Thus conscience does make cowards of us all;
Shakespeare: Hamlet, Prince of Denmark
Odnoy nadezhdoy men’she stalo,
Odnoyu pesney bol’she budet.
One less hope becomes
One more song.4
Anna Akhmatova: White Flock
In the year that Akhmatova was born, Anton Chekhov published a story he called Pripadok (Paroxism) which, in an autobiographical sense, recreated in the central character Vasil’ev, Chekhov’s own agonized sense of the pain of human existence.
Akhmatova’s poetic work with its affinity for human pain connects her to Chekhov’s writing.
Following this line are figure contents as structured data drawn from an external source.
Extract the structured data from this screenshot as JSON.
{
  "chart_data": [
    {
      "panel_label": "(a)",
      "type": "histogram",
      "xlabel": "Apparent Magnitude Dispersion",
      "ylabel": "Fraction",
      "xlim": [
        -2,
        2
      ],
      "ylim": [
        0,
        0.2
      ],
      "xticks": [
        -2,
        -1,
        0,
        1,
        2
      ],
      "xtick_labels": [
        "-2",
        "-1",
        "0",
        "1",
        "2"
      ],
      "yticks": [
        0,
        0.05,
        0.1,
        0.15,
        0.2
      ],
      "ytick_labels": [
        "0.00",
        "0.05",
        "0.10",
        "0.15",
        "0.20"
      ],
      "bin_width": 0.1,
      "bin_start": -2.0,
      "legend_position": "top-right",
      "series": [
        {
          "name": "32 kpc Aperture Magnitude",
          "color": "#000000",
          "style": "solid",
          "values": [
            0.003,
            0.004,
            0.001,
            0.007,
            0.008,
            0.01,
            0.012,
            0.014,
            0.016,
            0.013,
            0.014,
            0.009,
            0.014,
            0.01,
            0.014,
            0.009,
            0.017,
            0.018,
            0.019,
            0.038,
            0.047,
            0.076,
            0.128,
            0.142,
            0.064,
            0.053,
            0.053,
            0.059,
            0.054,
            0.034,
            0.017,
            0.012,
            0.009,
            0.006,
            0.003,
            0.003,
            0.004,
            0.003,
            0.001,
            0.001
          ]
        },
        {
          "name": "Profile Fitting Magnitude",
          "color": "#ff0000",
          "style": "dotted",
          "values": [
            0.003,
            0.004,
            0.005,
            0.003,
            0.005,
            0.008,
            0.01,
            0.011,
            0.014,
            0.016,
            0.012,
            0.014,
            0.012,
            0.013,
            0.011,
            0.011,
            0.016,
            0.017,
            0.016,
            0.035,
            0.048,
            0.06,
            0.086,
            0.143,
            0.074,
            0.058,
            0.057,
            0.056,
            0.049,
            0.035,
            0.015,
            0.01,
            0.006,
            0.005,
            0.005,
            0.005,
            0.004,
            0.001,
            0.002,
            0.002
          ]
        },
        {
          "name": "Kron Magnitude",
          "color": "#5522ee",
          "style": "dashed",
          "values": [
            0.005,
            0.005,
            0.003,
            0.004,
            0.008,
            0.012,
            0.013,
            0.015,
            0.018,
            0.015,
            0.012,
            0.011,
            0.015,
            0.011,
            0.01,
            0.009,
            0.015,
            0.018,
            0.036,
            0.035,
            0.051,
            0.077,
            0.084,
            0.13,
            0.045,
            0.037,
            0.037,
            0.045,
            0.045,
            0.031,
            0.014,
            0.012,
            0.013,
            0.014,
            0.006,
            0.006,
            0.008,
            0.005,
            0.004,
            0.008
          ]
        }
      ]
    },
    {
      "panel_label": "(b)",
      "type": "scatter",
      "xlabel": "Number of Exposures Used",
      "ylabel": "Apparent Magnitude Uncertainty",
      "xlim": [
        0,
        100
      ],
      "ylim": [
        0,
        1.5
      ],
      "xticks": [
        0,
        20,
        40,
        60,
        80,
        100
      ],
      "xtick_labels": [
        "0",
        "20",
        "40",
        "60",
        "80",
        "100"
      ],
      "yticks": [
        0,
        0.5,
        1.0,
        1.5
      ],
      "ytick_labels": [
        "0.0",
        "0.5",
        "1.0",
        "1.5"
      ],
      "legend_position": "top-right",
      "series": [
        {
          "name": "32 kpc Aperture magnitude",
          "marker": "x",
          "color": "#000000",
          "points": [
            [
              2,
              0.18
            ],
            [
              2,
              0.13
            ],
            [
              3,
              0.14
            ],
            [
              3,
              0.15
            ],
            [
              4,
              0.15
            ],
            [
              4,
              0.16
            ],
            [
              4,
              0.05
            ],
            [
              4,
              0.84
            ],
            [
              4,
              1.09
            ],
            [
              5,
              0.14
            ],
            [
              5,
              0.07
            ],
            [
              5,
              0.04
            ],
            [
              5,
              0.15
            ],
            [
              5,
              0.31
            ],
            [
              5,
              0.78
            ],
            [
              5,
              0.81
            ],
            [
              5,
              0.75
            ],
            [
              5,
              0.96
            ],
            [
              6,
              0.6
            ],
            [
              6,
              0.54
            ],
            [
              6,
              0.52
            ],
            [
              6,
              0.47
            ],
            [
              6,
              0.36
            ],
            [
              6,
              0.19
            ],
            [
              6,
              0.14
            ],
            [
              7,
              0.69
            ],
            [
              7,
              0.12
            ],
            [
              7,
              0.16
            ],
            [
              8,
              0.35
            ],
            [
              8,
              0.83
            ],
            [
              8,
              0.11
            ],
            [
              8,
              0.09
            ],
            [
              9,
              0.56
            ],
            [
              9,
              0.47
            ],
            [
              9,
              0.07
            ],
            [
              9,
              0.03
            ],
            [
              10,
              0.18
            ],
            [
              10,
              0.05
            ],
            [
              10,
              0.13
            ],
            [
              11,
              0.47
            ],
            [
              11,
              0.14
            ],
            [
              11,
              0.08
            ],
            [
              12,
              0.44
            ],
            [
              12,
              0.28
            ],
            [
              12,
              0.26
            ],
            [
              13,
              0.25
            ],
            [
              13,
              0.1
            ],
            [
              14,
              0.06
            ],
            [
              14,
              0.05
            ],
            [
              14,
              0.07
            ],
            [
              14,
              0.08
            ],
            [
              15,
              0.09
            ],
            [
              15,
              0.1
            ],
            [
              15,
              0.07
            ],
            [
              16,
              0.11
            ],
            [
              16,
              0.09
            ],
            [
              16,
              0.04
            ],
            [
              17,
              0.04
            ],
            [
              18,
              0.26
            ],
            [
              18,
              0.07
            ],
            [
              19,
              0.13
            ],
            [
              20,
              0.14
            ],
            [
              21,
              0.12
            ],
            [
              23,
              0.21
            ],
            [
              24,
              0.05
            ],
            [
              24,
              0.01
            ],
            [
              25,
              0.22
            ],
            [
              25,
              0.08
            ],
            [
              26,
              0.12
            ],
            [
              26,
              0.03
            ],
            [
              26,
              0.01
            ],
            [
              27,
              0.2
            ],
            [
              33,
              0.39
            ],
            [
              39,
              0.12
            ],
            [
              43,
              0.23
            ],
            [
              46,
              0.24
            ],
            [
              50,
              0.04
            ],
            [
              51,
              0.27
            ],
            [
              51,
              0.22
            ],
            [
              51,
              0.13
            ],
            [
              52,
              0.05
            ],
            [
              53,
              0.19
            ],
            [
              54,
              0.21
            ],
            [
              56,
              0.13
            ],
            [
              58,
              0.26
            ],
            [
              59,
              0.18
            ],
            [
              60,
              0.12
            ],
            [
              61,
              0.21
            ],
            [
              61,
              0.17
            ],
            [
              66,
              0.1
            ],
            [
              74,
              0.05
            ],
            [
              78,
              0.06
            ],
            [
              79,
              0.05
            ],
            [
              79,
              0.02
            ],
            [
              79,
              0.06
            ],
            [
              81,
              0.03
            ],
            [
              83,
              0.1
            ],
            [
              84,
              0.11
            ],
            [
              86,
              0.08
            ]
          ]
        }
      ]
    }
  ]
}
Perhaps this is not surprising if one remembers that her close friend Osip Mandelshtam - and with him the critic Viktor Zhirmunsky - believed her poetic work in its complexity and depth to be closer to the psychological sensibility of such nineteenth-century writers as Turgenev, Dostoevsky and Leo Tolstoy. In fact, Mandelshtam believed that Akhmatova owed her very creative existence to these writers rather than to any other poetic forerunners: “‘The genesis of Akhmatova lies in Russian prose, not poetry.’”5 One might agree with this evaluation of Akhmatova’s poetic sensibility, if it did not exclude the poet Alexander Pushkin.
4 The translation is by Judith Hemschemeyer.
5 Quoted in V. M. Zhirmunsky, Tvorchestvo Anny Akhmatovoy (Leningrad, 1973), p. 45.